Le Jura comme rempart

L’élément déterminant ici est la position du centre de l’anticyclone : il n’est jamais passé au nord de la Suisse, et donc l’humidité des basses couches de l’atmosphère n’a jamais été ramenée sur le Plateau dans un courant de bise, même faible, qui tend à piéger cette humidité entre le Jura et les Alpes.

Au contraire, ces derniers jours, l’anticyclone est resté à l’ouest et au sud de la Suisse, où un faible courant d’ouest s’est maintenu.
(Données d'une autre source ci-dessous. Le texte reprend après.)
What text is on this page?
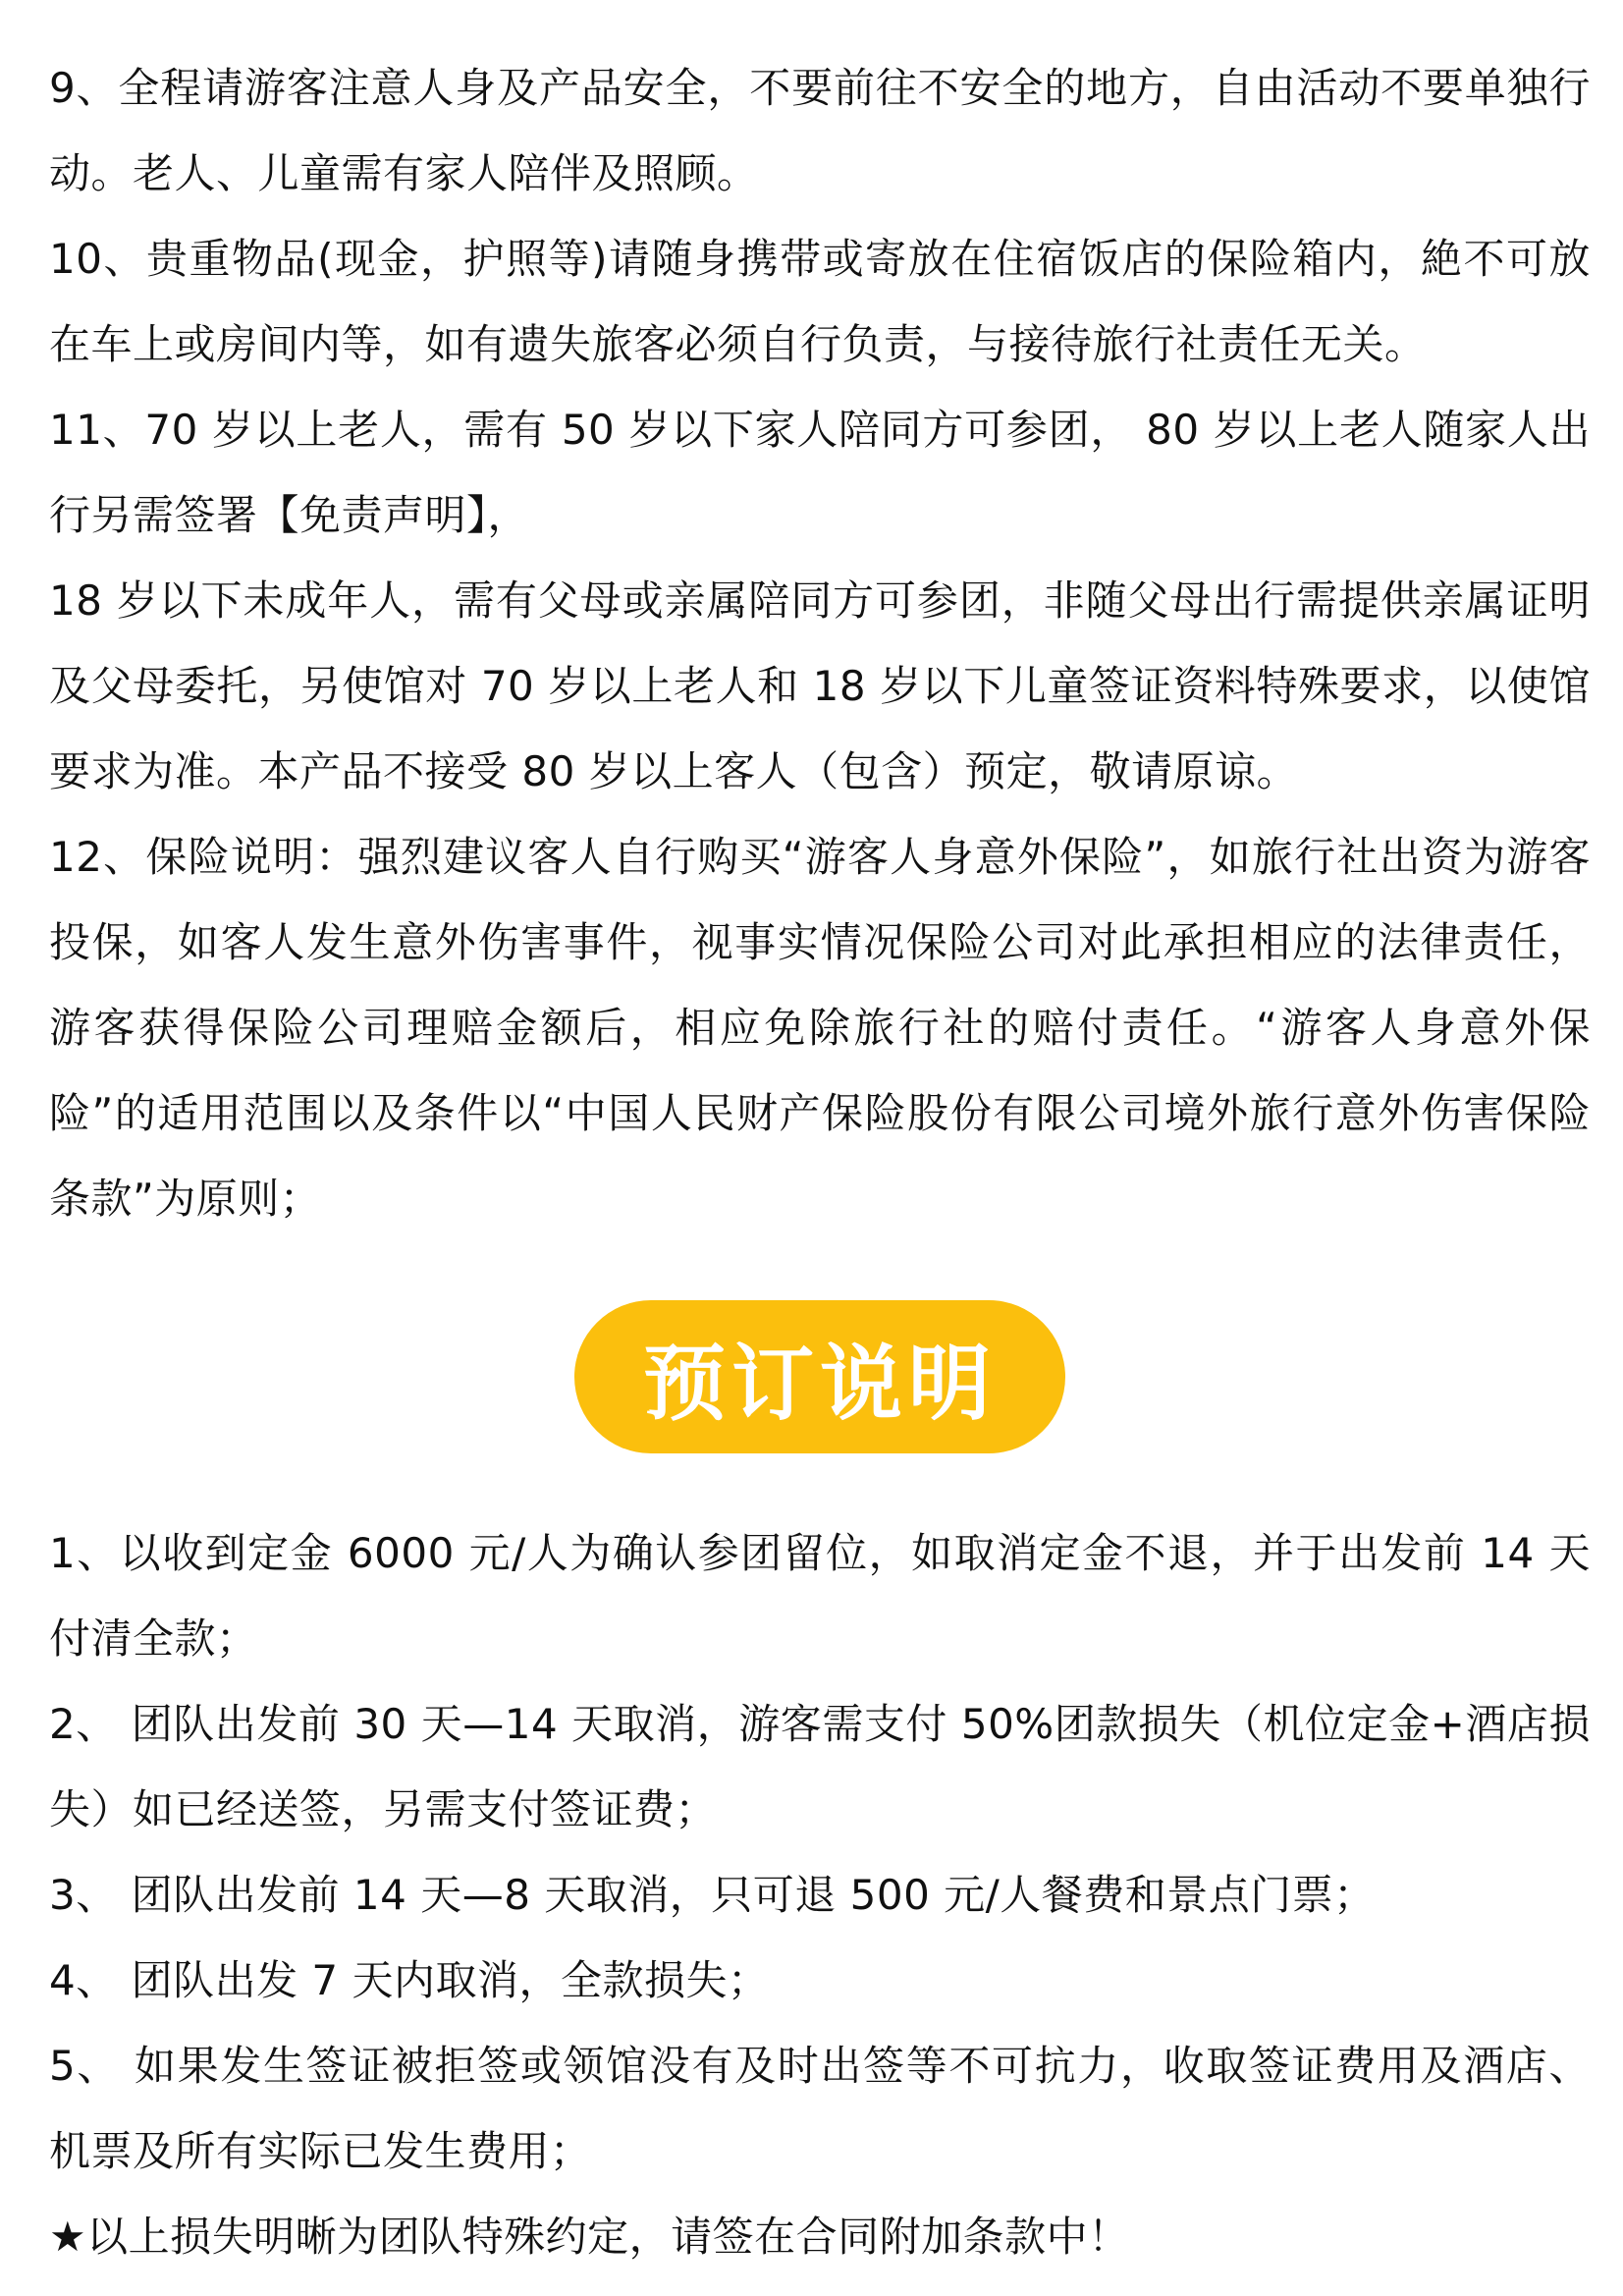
9、全程请游客注意人身及产品安全，不要前往不安全的地方，自由活动不要单独行动。老人、儿童需有家人陪伴及照顾。

10、贵重物品(现金，护照等)请随身携带或寄放在住宿饭店的保险箱内，絶不可放在车上或房间内等，如有遗失旅客必须自行负责，与接待旅行社责任无关。

11、70 岁以上老人，需有 50 岁以下家人陪同方可参团， 80 岁以上老人随家人出行另需签署【免责声明】，

18 岁以下未成年人，需有父母或亲属陪同方可参团，非随父母出行需提供亲属证明及父母委托，另使馆对 70 岁以上老人和 18 岁以下儿童签证资料特殊要求，以使馆要求为准。本产品不接受 80 岁以上客人（包含）预定，敬请原谅。

12、保险说明：强烈建议客人自行购买“游客人身意外保险”，如旅行社出资为游客投保，如客人发生意外伤害事件，视事实情况保险公司对此承担相应的法律责任，游客获得保险公司理赔金额后，相应免除旅行社的赔付责任。“游客人身意外保险”的适用范围以及条件以“中国人民财产保险股份有限公司境外旅行意外伤害保险条款”为原则；

预订说明

1、以收到定金 6000 元/人为确认参团留位，如取消定金不退，并于出发前 14 天付清全款；

2、 团队出发前 30 天—14 天取消，游客需支付 50%团款损失（机位定金+酒店损失）如已经送签，另需支付签证费；

3、 团队出发前 14 天—8 天取消，只可退 500 元/人餐费和景点门票；

4、 团队出发 7 天内取消，全款损失；

5、 如果发生签证被拒签或领馆没有及时出签等不可抗力，收取签证费用及酒店、机票及所有实际已发生费用；

★以上损失明晰为团队特殊约定，请签在合同附加条款中！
Et ainsi le rôle du Jura se trouve inversé : au lieu de contenir le stratus sur le Plateau suisse, il protège ce dernier des nuages bas arrivant par l’ouest.

Certains des nuages bas, dont la limite supérieure se trouvait généralement vers 700-800 m, ont tout de même réussi à s’infiltrer tout au nord (cf Fig 2), apportant de l’humidité et donc des conditions un peu différentes sur le Plateau alémanique, comme le rapporte le blog de lundi de nos collègues de Zurich.

En revanche, l’ouest du Plateau a été parfaitement protégé par les montagnes entourant le bassin genevois. Malgré un léger vent de secteur ouest, les nappes de stratus recouvrant Annecy et Bellegarde n’ont pas pu passer la barrière du Vuache et du Mont Sion. Avec une inversion de température plus basse sur le bassin lémanique, la couche d’air humide et relativement froide s’est retrouvée face à une masse d’air plus sèche et plus chaude, donc moins dense : c’est pourquoi les nuages semblent plonger vers le sol en passant cette barrière, et enfin s’évaporent.

Pas de stratus, mais des brouillards

Le Plateau suisse, ou au moins sa partie romande, a dont été largement protégé du stratus. En revanche, des nappes de brouillard d’étendue variable s’y sont formées, et ont parfois résisté plusieurs jours.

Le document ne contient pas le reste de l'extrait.